After moving back to Oklahoma, a friend I partied with began inviting me to church. He and his girlfriend had attended twice and the church was extremely friendly to him.
He invited me by telling me they always hug him when he came into the building. He said he was worried because I seemed depressed all the time and he believed it would help if I went to this church and was hugged.
For a month, I turned down his invite. Finally, he showed up at my house and told me to get in the truck so we can go to church and get hugged. The moment I walked into the church from across the room one of the older church members saw me and quickly approached me. Without any warning, I was being hugged and welcomed to the church.
That night the message was on the prodigal son and the Holy Spirit convicted me and I gave my life to Christ. I had an encounter with Jesus’s love in such a way that it forever changed my view of who God was.
I have been drug and alcohol free for over 15 years and I have been in ministry for 13 years.
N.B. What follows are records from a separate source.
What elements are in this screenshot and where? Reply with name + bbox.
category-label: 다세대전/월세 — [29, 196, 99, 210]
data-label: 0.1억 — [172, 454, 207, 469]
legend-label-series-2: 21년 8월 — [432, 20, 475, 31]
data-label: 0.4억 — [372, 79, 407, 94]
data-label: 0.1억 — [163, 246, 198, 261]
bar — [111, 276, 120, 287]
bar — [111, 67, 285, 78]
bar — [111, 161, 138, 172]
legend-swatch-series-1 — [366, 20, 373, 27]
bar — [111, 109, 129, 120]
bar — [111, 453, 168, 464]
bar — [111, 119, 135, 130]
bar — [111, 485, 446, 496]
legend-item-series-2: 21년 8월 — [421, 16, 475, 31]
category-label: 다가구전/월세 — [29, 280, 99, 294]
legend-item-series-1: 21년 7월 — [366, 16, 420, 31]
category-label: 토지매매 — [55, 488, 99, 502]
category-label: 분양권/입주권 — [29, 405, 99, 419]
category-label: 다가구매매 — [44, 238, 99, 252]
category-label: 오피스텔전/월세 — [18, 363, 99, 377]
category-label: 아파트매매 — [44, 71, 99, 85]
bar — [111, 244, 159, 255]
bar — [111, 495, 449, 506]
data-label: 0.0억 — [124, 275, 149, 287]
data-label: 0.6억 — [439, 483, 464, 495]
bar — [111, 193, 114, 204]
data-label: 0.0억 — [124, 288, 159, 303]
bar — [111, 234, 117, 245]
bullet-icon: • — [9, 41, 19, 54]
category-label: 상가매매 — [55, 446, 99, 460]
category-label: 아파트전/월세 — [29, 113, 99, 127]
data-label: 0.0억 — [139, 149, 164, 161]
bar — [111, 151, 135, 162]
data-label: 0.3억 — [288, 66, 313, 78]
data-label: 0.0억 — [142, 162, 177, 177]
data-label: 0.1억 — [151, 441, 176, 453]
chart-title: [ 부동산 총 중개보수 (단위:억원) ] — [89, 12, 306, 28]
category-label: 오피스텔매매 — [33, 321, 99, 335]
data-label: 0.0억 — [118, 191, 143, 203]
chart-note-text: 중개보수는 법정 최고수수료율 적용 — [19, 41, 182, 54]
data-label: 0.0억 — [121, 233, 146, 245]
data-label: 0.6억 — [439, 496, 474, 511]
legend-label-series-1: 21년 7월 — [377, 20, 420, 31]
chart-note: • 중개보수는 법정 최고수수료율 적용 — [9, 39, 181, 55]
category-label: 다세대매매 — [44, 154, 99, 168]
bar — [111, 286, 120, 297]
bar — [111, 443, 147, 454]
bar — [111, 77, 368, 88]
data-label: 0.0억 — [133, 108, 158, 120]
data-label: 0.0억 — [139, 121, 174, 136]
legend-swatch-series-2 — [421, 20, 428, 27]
All of this was because one church and one person reached out and loved me right where I was.
I believe God has called me to plant a church that reaches out to those who are hurting and feel unloved… to build a community of people who actively reach out to the unlovable and the hurting. We will encourage our launch team and church to serve the community. With the revitalization process of downtown Oklahoma City, each district has monthly community events, local unique restaurants, and many small businesses. As a church, we will build connections by serving and participating with these community events.”